Todos, nesse Estado, governo estadual e prefeitos, deviam saber que um plano de bacia dialoga com planos municipais de uso do solo urbano, de usos agropastoris, de transporte hidroviário, de geração de energia hidroelétrica, assim como os diversos planos setoriais estaduais. E estabelece condições para esses usos na respectiva bacia, de forma a compatibilizar os mesmos com as realidades ambientais. Loteamentos que são criados em áreas alagáveis (como aconteceu em Eldorado do Sul), a falta de manutenção de diques de proteção (como em Porto Alegre), as intervenções indevidas em áreas de proteção (como sofreu a bacia do Gravataí) e muitas outras práticas e ações que, acompanhando o crescimento populacional, geraram os danos de 2023 e 2024, poderiam ter sido evitadas ou corrigidas com a aplicação, com as correções permanentes dos Planos de Bacias.
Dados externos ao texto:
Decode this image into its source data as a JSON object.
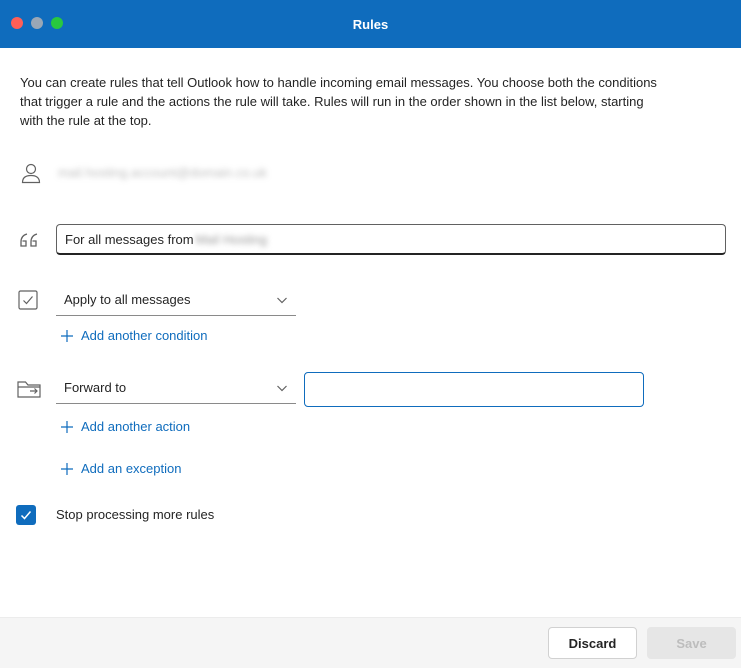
{
  "window": {
    "title": "Rules"
  },
  "intro": "You can create rules that tell Outlook how to handle incoming email messages. You choose both the conditions that trigger a rule and the actions the rule will take. Rules will run in the order shown in the list below, starting with the rule at the top.",
  "account": {
    "email": "mail.hosting.account@domain.co.uk"
  },
  "rule": {
    "name_prefix": "For all messages from",
    "name_suffix": " Mail Hosting",
    "condition": {
      "selected": "Apply to all messages",
      "add_label": "Add another condition"
    },
    "action": {
      "selected": "Forward to",
      "recipient_value": "",
      "add_label": "Add another action"
    },
    "exception": {
      "add_label": "Add an exception"
    },
    "stop_processing": {
      "label": "Stop processing more rules",
      "checked": true
    }
  },
  "footer": {
    "discard_label": "Discard",
    "save_label": "Save"
  },
  "colors": {
    "accent": "#0f6cbd",
    "title_text": "#ffffff"
  }
}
Possivelmente, poderá ser dito que parte dos planos são precários, incompletos e que não contemplariam todas as situações críticas que afligiram nossa população. Obrigatoriamente, porém, será necessário reconhecer que o Executivo estadual não cumpriu, até hoje, o que a Lei 10.350 determinou: a criação efetiva dos órgãos técnicos auxiliares dos comitês, as Agências de Região Hidrográfica. Sejam essas ou, como já existe projeto na Assembleia Legislativa, um Instituto Gaúcho das Águas que abrangeria todas as bacias. A sugestão está dada, sr. governador: criar esse organismo técnico permanente como parte da reconstrução do Rio Grande do Sul. De qualquer maneira, sr. governador e caros acompanhantes, procurem saber o que existe e o que ocorre sob suas vistas e poderão dispensar essa certamente cara consultoria que, por mais bem intencionada que seja, nos deixa, aos gaúchos que sofreram e ainda sofrem, indignados por vocês buscarem tão longe o que temos aqui.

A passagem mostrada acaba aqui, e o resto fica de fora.